MAILSON: O GOVERNO NÃO PODE RECUAR ANTES DO TEMPÓ

O ex-ministro da Fazenda, Mailson da Nóbrega, escreveu este artigo para a versão on line da revista Veja, sob o título “Previdência: o governo não pode recuar antes do tempo”, sub-título:”Ao admitir que pode aceitar alterações em partes da reforma, o presidente enfraquece a posição negociadora do governo e despreza os riscos de fracasso”

Eis o texto:

“Em reformas complexas e polêmicas como é a da Previdência, o governo precisa dispor de um leque de estratégias, que incluem a preparação da proposta, a forma de lidar com os grupos contrários à medida, a comunicação para convencer a maioria, as negociações com o Congresso, os pontos inegociáveis e aqueles nos quais se pode ceder sem colocar em risco os objetivos básicos.

O governo não pode ceder ou sugerir que vai ceder logo na partida, mas é o que fez o presidente Jair Bolsonaro, em encontro com jornalistas, segundo o jornal Valor. Ele disse ser possível uma mudança na idade mínima para aposentadoria das mulheres, que na proposta está prevista em 62 anos (65 anos para homens).

Ainda segundo o jornal, o presidente também admitiu que pode ser alterada a regra para o Benefício de Prestação Continuada (BCP).

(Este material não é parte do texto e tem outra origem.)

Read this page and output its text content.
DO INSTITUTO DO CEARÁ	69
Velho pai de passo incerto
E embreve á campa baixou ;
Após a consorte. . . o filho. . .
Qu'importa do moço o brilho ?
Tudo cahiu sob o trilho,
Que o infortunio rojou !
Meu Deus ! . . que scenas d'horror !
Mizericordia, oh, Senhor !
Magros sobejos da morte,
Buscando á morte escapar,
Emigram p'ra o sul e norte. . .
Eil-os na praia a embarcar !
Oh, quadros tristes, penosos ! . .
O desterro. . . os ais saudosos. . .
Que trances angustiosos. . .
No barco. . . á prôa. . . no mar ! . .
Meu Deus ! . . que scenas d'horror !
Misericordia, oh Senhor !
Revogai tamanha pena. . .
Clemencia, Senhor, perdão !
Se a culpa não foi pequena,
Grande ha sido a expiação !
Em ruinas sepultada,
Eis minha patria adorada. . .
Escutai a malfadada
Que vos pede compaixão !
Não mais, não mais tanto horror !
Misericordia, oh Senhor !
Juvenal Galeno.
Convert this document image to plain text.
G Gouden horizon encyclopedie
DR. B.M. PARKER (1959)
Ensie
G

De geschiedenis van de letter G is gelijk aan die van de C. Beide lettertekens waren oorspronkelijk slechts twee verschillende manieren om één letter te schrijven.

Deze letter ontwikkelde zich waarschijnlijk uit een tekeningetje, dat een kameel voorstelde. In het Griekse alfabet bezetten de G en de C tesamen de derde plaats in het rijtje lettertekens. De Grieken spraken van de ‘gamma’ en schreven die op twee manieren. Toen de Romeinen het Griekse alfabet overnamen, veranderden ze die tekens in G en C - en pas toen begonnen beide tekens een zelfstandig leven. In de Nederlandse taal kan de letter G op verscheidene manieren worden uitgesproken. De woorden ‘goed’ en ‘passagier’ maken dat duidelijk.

Haveria, no dizer dele, “gordura”. Hoje, o BCP é de um salário mínimo e beneficia idosos pobres a partir dos 65 anos. Na proposta, o valor seria de R$ 400 reais, concedido a partir de 60 anos. O valor de um salário mínimo só beneficiaria os que completassem setenta anos.

O presidente não poderia admitir explicitamente que existe “gordura” na proposta. Nem admitir que aceita alterações nos seus parâmetros e valores, antes mesmo do início da tramitação da reforma na Câmara dos Deputados. Isso enfraquece a posição negociadora do governo e emite um mal sinal para o Congresso, qual seja o de que o governo pode ceder até mais do que o admitido por Bolsonaro.”